Wednesday, October 20, 2010

Canada warned to take steps to secure economy

Kim Covert, Financial Post ·

OTTAWA — The Canadian economy may have raced ahead of others in terms of its recovery from the economic crisis, but it’s slowing down and the finish line is not yet in sight, according to separate reports released Tuesday.

The Canadian Chamber of Commerce and the Conference Board of Canada both noted in reports that the Canadian economy is weakening, at least in part due to poor economic performance in the United States and globally.

As well, the Bank of Canada on Tuesday announced it would hold interest rates at 1% and downgraded its estimates for economic growth.

“Canada’s recovery is further along than many other developed economies, especially when considering the rapid rebound in employment,” said the Conference Board’s Pedro Antunes, director of its National and Provincial Forecast, in the board’s autumn outlook.

“To continue on its path of recovery, Canada will need to rely on the U.S. economy to improve trade and a steady rise in private capital investment — components that are very dependent on the state of the U.S. and global economy.”

The chamber of commerce report, titled Fiscal Policy for a Stronger Tomorrow, outlines the steps it says the government has to take to secure the recovery and job growth which it says have outpaced many of Canada’s G8 partners.

The chamber outlines a three-part strategy for Ottawa that includes continuing with current stimulus plans but working quickly to erase the deficit and “addressing long-standing structural impediments to productivity” including removing internal trade and mobility barriers, as well as “burdensome”regulatory procedures, and minimizing tax and compliance costs.

“The window of opportunity to bring indebtedness down is rapidly closing as demographic changes — a rapidly aging population and slower growth in the labour force — will exert significant pressures on the public purse,” the report says.

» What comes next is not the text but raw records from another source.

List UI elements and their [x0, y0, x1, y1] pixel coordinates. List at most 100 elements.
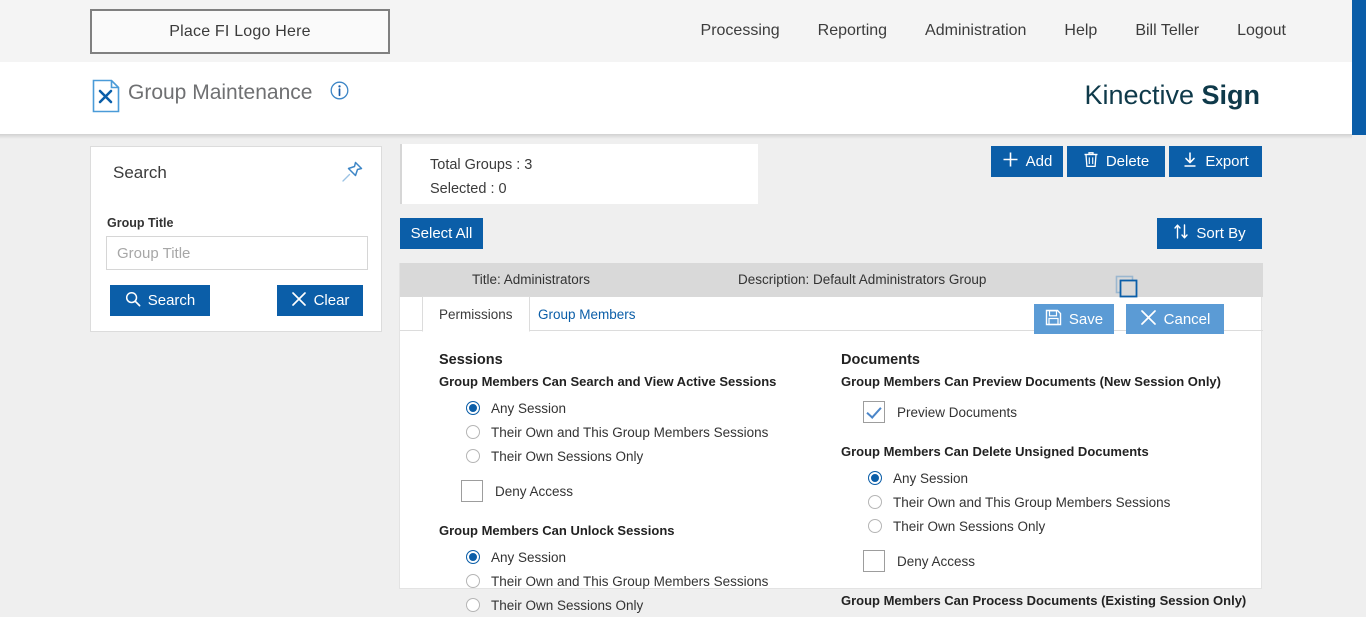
document-tools-icon: [92, 79, 120, 113]
checkbox-label: Deny Access: [495, 483, 574, 499]
magnifier-icon: [125, 291, 141, 311]
total-groups-count: Total Groups : 3: [430, 157, 533, 173]
nav-item-administration[interactable]: Administration: [925, 22, 1027, 39]
tab-permissions[interactable]: Permissions: [422, 296, 530, 332]
sort-by-button[interactable]: Sort By: [1157, 218, 1262, 249]
radio-option[interactable]: Any Session: [439, 545, 839, 569]
perm-group-title: Group Members Can Search and View Active…: [439, 374, 777, 389]
cancel-button[interactable]: Cancel: [1126, 304, 1224, 334]
brand-name: Kinective: [1084, 80, 1202, 110]
info-icon[interactable]: [330, 81, 349, 100]
select-all-button[interactable]: Select All: [400, 218, 483, 249]
add-button[interactable]: Add: [991, 146, 1063, 177]
top-bar: Place FI Logo Here Processing Reporting …: [0, 0, 1366, 62]
save-button-label: Save: [1068, 310, 1104, 328]
perm-group-title: Group Members Can Process Documents (Exi…: [841, 593, 1247, 608]
spacer: [841, 423, 1261, 444]
group-title-value: Title: Administrators: [472, 272, 591, 287]
sessions-section-title: Sessions: [439, 352, 503, 368]
radio-label: Any Session: [491, 400, 567, 416]
download-icon: [1182, 151, 1198, 172]
export-button-label: Export: [1205, 153, 1249, 170]
checkbox-icon: [863, 550, 885, 572]
radio-label: Their Own and This Group Members Session…: [491, 424, 769, 440]
header-shadow: [0, 134, 1352, 139]
perm-group-title: Group Members Can Preview Documents (New…: [841, 374, 1221, 389]
perm-group-title: Group Members Can Delete Unsigned Docume…: [841, 444, 1149, 459]
x-icon: [1140, 309, 1157, 330]
permissions-column-documents: Documents Group Members Can Preview Docu…: [841, 352, 1261, 615]
radio-option[interactable]: Their Own Sessions Only: [439, 444, 839, 468]
clear-button-label: Clear: [313, 292, 350, 309]
save-button[interactable]: Save: [1034, 304, 1114, 334]
tab-bar: Permissions Group Members: [400, 296, 1263, 332]
radio-option[interactable]: Their Own and This Group Members Session…: [439, 569, 839, 593]
sort-arrows-icon: [1173, 223, 1189, 244]
x-icon: [291, 291, 307, 311]
search-panel-title: Search: [113, 163, 167, 182]
radio-label: Any Session: [893, 470, 969, 486]
nav-item-processing[interactable]: Processing: [700, 22, 780, 39]
nav-item-logout[interactable]: Logout: [1237, 22, 1286, 39]
radio-label: Their Own Sessions Only: [893, 518, 1046, 534]
copy-icon[interactable]: [1112, 273, 1140, 301]
delete-button[interactable]: Delete: [1067, 146, 1165, 177]
group-description-value: Description: Default Administrators Grou…: [738, 272, 987, 287]
perm-group-title: Group Members Can Unlock Sessions: [439, 523, 675, 538]
radio-icon-selected: [466, 401, 480, 415]
group-header-row[interactable]: Title: Administrators Description: Defau…: [400, 263, 1263, 298]
brand-product: Sign: [1201, 80, 1261, 110]
nav-item-bill-teller[interactable]: Bill Teller: [1135, 22, 1200, 39]
radio-option[interactable]: Their Own Sessions Only: [841, 514, 1261, 538]
radio-icon: [466, 574, 480, 588]
select-all-label: Select All: [410, 225, 473, 242]
fi-logo-text: Place FI Logo Here: [169, 22, 311, 40]
page-title: Group Maintenance: [128, 81, 313, 104]
radio-icon: [868, 495, 882, 509]
radio-label: Their Own Sessions Only: [491, 597, 644, 613]
checkbox-option[interactable]: Preview Documents: [841, 401, 1261, 423]
checkbox-icon-checked: [863, 401, 885, 423]
sort-by-label: Sort By: [1196, 225, 1246, 242]
save-disk-icon: [1045, 309, 1062, 330]
radio-label: Their Own and This Group Members Session…: [893, 494, 1171, 510]
trash-icon: [1083, 151, 1099, 172]
search-button-label: Search: [147, 292, 196, 309]
clear-button[interactable]: Clear: [277, 285, 363, 316]
checkbox-icon: [461, 480, 483, 502]
radio-option[interactable]: Their Own and This Group Members Session…: [439, 420, 839, 444]
plus-icon: [1002, 151, 1019, 172]
export-button[interactable]: Export: [1169, 146, 1262, 177]
pin-icon[interactable]: [339, 159, 365, 185]
checkbox-option[interactable]: Deny Access: [841, 550, 1261, 572]
radio-label: Their Own Sessions Only: [491, 448, 644, 464]
radio-icon-selected: [466, 550, 480, 564]
permissions-panel: Sessions Group Members Can Search and Vi…: [400, 332, 1263, 613]
totals-panel: Total Groups : 3 Selected : 0: [400, 144, 758, 204]
radio-icon-selected: [868, 471, 882, 485]
radio-option[interactable]: Any Session: [439, 396, 839, 420]
radio-icon: [466, 598, 480, 612]
tab-group-members[interactable]: Group Members: [522, 297, 652, 331]
checkbox-label: Deny Access: [897, 553, 976, 569]
radio-icon: [466, 425, 480, 439]
checkbox-label: Preview Documents: [897, 404, 1018, 420]
brand-logo: Kinective Sign: [1084, 80, 1260, 111]
header-accent-bar: [1352, 0, 1366, 135]
nav-item-help[interactable]: Help: [1064, 22, 1098, 39]
main-navigation: Processing Reporting Administration Help…: [701, 0, 1286, 62]
radio-option[interactable]: Any Session: [841, 466, 1261, 490]
radio-option[interactable]: Their Own and This Group Members Session…: [841, 490, 1261, 514]
nav-item-reporting[interactable]: Reporting: [817, 22, 888, 39]
search-button[interactable]: Search: [110, 285, 210, 316]
delete-button-label: Delete: [1105, 153, 1150, 170]
group-card: Title: Administrators Description: Defau…: [399, 263, 1263, 613]
radio-option[interactable]: Their Own Sessions Only: [439, 593, 839, 617]
permissions-column-sessions: Sessions Group Members Can Search and Vi…: [439, 352, 839, 617]
cancel-button-label: Cancel: [1163, 310, 1211, 328]
tab-permissions-label: Permissions: [439, 306, 513, 322]
group-title-input[interactable]: [106, 236, 368, 270]
add-button-label: Add: [1025, 153, 1053, 170]
selected-count: Selected : 0: [430, 181, 507, 197]
checkbox-option[interactable]: Deny Access: [439, 480, 839, 502]
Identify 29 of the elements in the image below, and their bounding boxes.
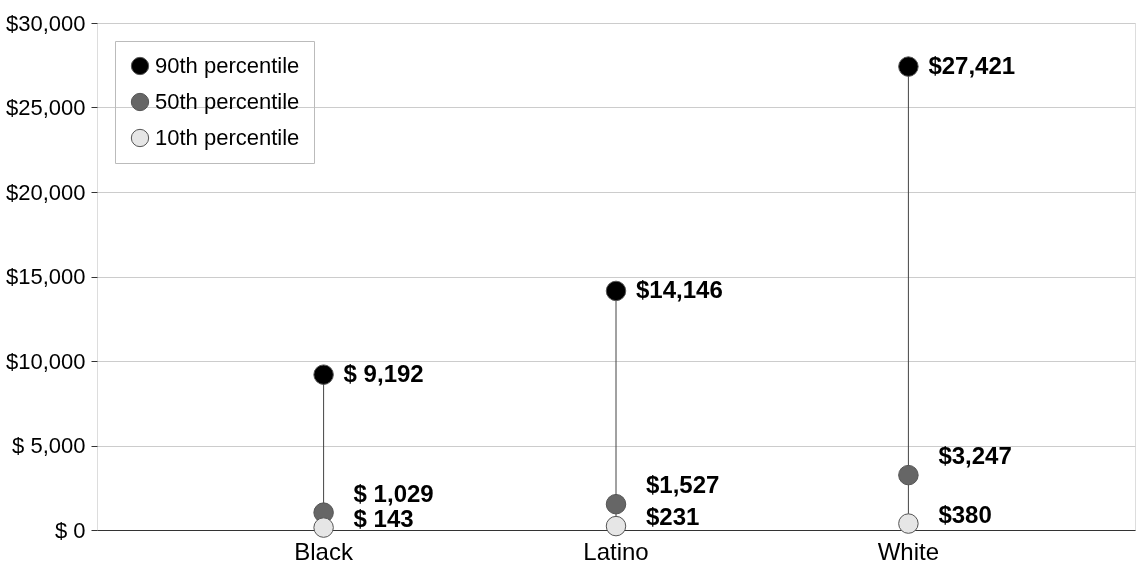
y-tick-label: $10,000 [5, 348, 86, 374]
data-label: $ 1,029 [353, 479, 434, 507]
legend-label: 90th percentile [155, 53, 300, 78]
y-tick-label: $ 0 [54, 517, 86, 543]
point [605, 280, 627, 302]
point [605, 493, 627, 515]
data-label: $3,247 [938, 442, 1012, 470]
x-tick-label: White [877, 537, 940, 565]
point [898, 56, 919, 77]
point [605, 515, 627, 537]
point [898, 513, 919, 534]
x-tick-label: Latino [583, 537, 649, 565]
x-tick-label: Black [294, 537, 354, 565]
y-tick-label: $30,000 [5, 10, 86, 36]
point [313, 364, 334, 385]
point [313, 517, 334, 538]
data-label: $1,527 [646, 471, 720, 499]
y-tick-label: $15,000 [5, 264, 86, 289]
legend-label: 10th percentile [155, 125, 300, 150]
data-label: $27,421 [928, 51, 1016, 79]
y-tick-label: $25,000 [5, 95, 86, 120]
data-label: $14,146 [636, 275, 723, 303]
data-label: $231 [646, 503, 700, 531]
y-tick-label: $ 5,000 [12, 433, 86, 458]
data-label: $380 [938, 500, 992, 528]
data-label: $ 9,192 [343, 359, 424, 387]
point [898, 464, 919, 486]
legend-label: 50th percentile [155, 89, 300, 114]
y-tick-label: $20,000 [5, 179, 86, 205]
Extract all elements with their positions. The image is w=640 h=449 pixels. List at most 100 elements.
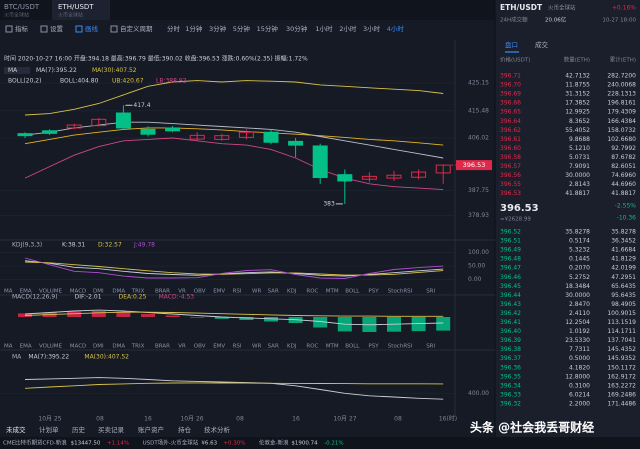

Steps needed to secure the recovery include: signing a proposed free trade agreement with the European Union — the fifth round of negotiations for the deal began on Monday in Ottawa; working to conclude the World Trade Organization’s Doha round of trade talks; working with international partners to limit protectionism; looking for ways to limit the thickening of the Canada-U.S. border; and ensuring that businesses have continued access to affordable credit.

The report stresses the importance of eliminating the federal deficit and paying down as much debt as possible. The report notes that by 2019, more than a quarter of the population will be over 65 and by 2029 that group will have grown to more than a third of the population, while the labour force will have shrunk, reducing government revenue while at the same time increasing health-care costs and the amount paid out in benefits to the elderly.

The chamber also recommends a heavier reliance on consumption taxes, such as the GST, and less on personal and corporate income taxes.

“Switching the tax mix towards consumption-based taxes would encourage both work and capital formation and, thus, stimulate productivity and economic growth,” the report says.